Given this, I wonder if there’s a way to shift the incentives on the margin. One minor thing I’ve been thinking of trying for my personal writing is having a Knuth or Nintil style “pay for mistakes” policy. Do you have thoughts on other incentive structures to for rewarding rigor or punishing the lack thereof?
It feels partly like an incentives problem, but also I think a lot of people around here are altruistic and truth-seeking and just don’t realise that there are much more effective ways to contribute to community epistemics than standard blog posts.
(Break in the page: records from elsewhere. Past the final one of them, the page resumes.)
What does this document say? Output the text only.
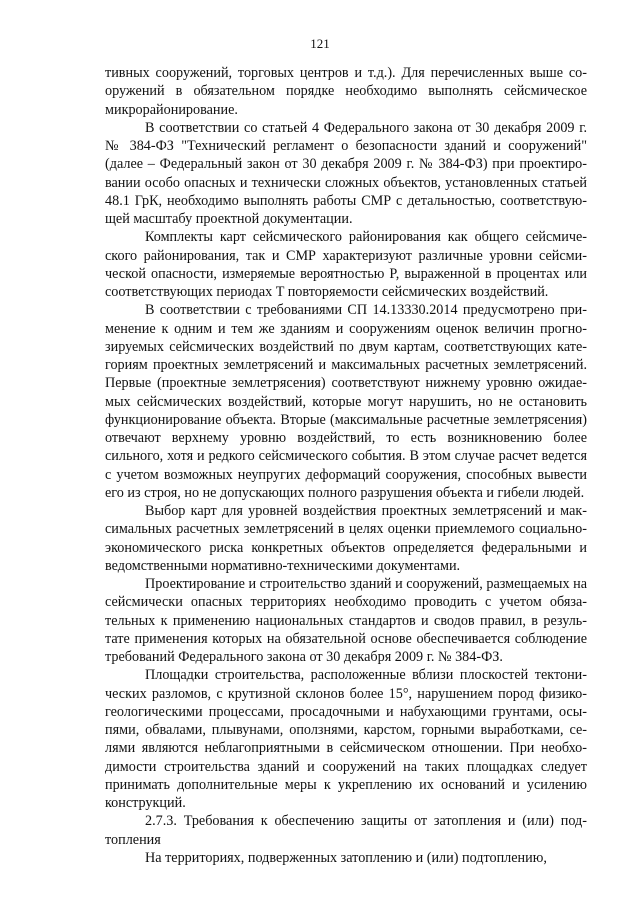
121

тивных сооружений, торговых центров и т.д.). Для перечисленных выше сооружений в обязательном порядке необходимо выполнять сейсмическое микрорайонирование.

В соответствии со статьей 4 Федерального закона от 30 декабря 2009 г. № 384-ФЗ "Технический регламент о безопасности зданий и сооружений" (далее – Федеральный закон от 30 декабря 2009 г. № 384-ФЗ) при проектировании особо опасных и технически сложных объектов, установленных статьей 48.1 ГрК, необходимо выполнять работы СМР с детальностью, соответствующей масштабу проектной документации.

Комплекты карт сейсмического районирования как общего сейсмического районирования, так и СМР характеризуют различные уровни сейсмической опасности, измеряемые вероятностью P, выраженной в процентах или соответствующих периодах T повторяемости сейсмических воздействий.

В соответствии с требованиями СП 14.13330.2014 предусмотрено применение к одним и тем же зданиям и сооружениям оценок величин прогнозируемых сейсмических воздействий по двум картам, соответствующих категориям проектных землетрясений и максимальных расчетных землетрясений. Первые (проектные землетрясения) соответствуют нижнему уровню ожидаемых сейсмических воздействий, которые могут нарушить, но не остановить функционирование объекта. Вторые (максимальные расчетные землетрясения) отвечают верхнему уровню воздействий, то есть возникновению более сильного, хотя и редкого сейсмического события. В этом случае расчет ведется с учетом возможных неупругих деформаций сооружения, способных вывести его из строя, но не допускающих полного разрушения объекта и гибели людей.

Выбор карт для уровней воздействия проектных землетрясений и максимальных расчетных землетрясений в целях оценки приемлемого социально-экономического риска конкретных объектов определяется федеральными и ведомственными нормативно-техническими документами.

Проектирование и строительство зданий и сооружений, размещаемых на сейсмически опасных территориях необходимо проводить с учетом обязательных к применению национальных стандартов и сводов правил, в результате применения которых на обязательной основе обеспечивается соблюдение требований Федерального закона от 30 декабря 2009 г. № 384-ФЗ.

Площадки строительства, расположенные вблизи плоскостей тектонических разломов, с крутизной склонов более 15°, нарушением пород физико-геологическими процессами, просадочными и набухающими грунтами, осыпями, обвалами, плывунами, оползнями, карстом, горными выработками, селями являются неблагоприятными в сейсмическом отношении. При необходимости строительства зданий и сооружений на таких площадках следует принимать дополнительные меры к укреплению их оснований и усилению конструкций.

2.7.3. Требования к обеспечению защиты от затопления и (или) подтопления

На территориях, подверженных затоплению и (или) подтоплению,
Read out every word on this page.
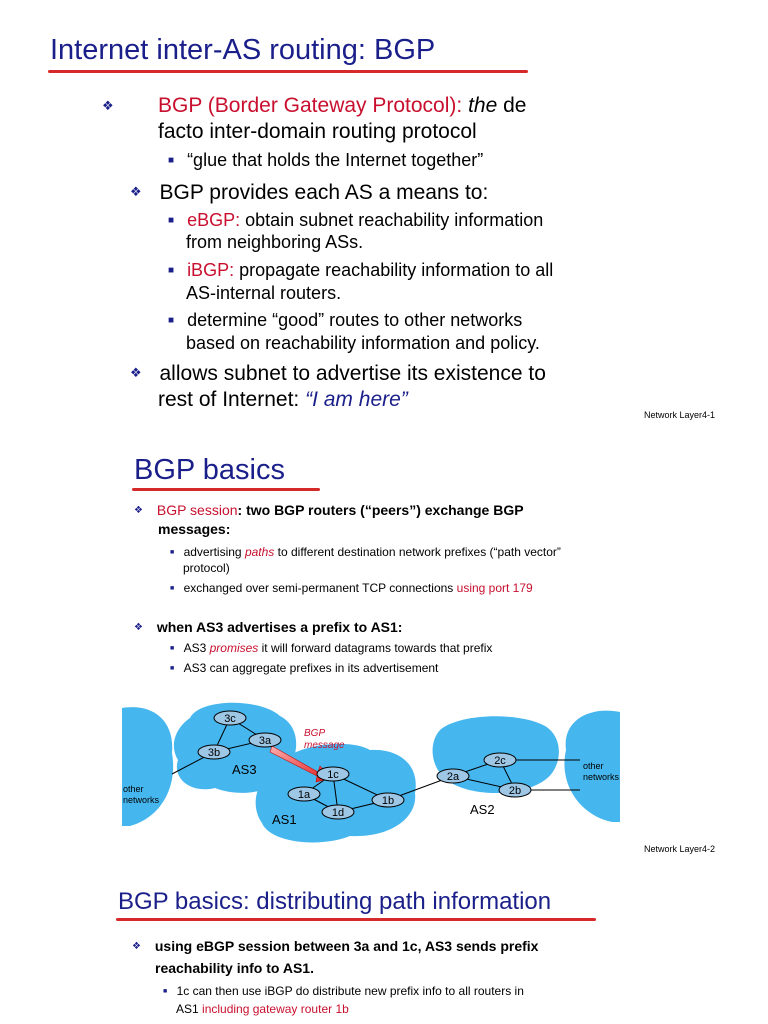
Internet inter-AS routing: BGP
❖ BGP (Border Gateway Protocol): the de
facto inter-domain routing protocol
■ “glue that holds the Internet together”
❖ BGP provides each AS a means to:
■ eBGP: obtain subnet reachability information
from neighboring ASs.
■ iBGP: propagate reachability information to all
AS-internal routers.
■ determine “good” routes to other networks
based on reachability information and policy.
❖ allows subnet to advertise its existence to
rest of Internet: “I am here”
Network Layer4-1
BGP basics
❖ BGP session: two BGP routers (“peers”) exchange BGP
messages:
■ advertising paths to different destination network prefixes (“path vector”
protocol)
■ exchanged over semi-permanent TCP connections using port 179
❖ when AS3 advertises a prefix to AS1:
■ AS3 promises it will forward datagrams towards that prefix
■ AS3 can aggregate prefixes in its advertisement
3c
3a
3b
1c
1a
1d
1b
2c
2a
2b
AS3
AS1
AS2
BGP
message
other
networks
other
networks
Network Layer4-2
BGP basics: distributing path information
❖ using eBGP session between 3a and 1c, AS3 sends prefix
reachability info to AS1.
■ 1c can then use iBGP do distribute new prefix info to all routers in
AS1 including gateway router 1b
I think that most LW discussion is at the level where “paying for mistakes” wouldn’t be that helpful, since a lot of it is fuzzy. Probably the thing we need first are more reference posts that distill a range of discussion into key concepts, and place that in the wider intellectual context. Then we can get more empirical. (Although I feel pretty biased on this point, because my own style of learning about things is very top-down). I guess to encourage this, we could add a “reference” section for posts that aim to distill ongoing debates on LW.
In some cases you can get a lot of “cheap” credit by taking other people’s ideas and writing a definitive version of them aimed at more mainstream audiences. For ideas that are really worth spreading, that seems useful.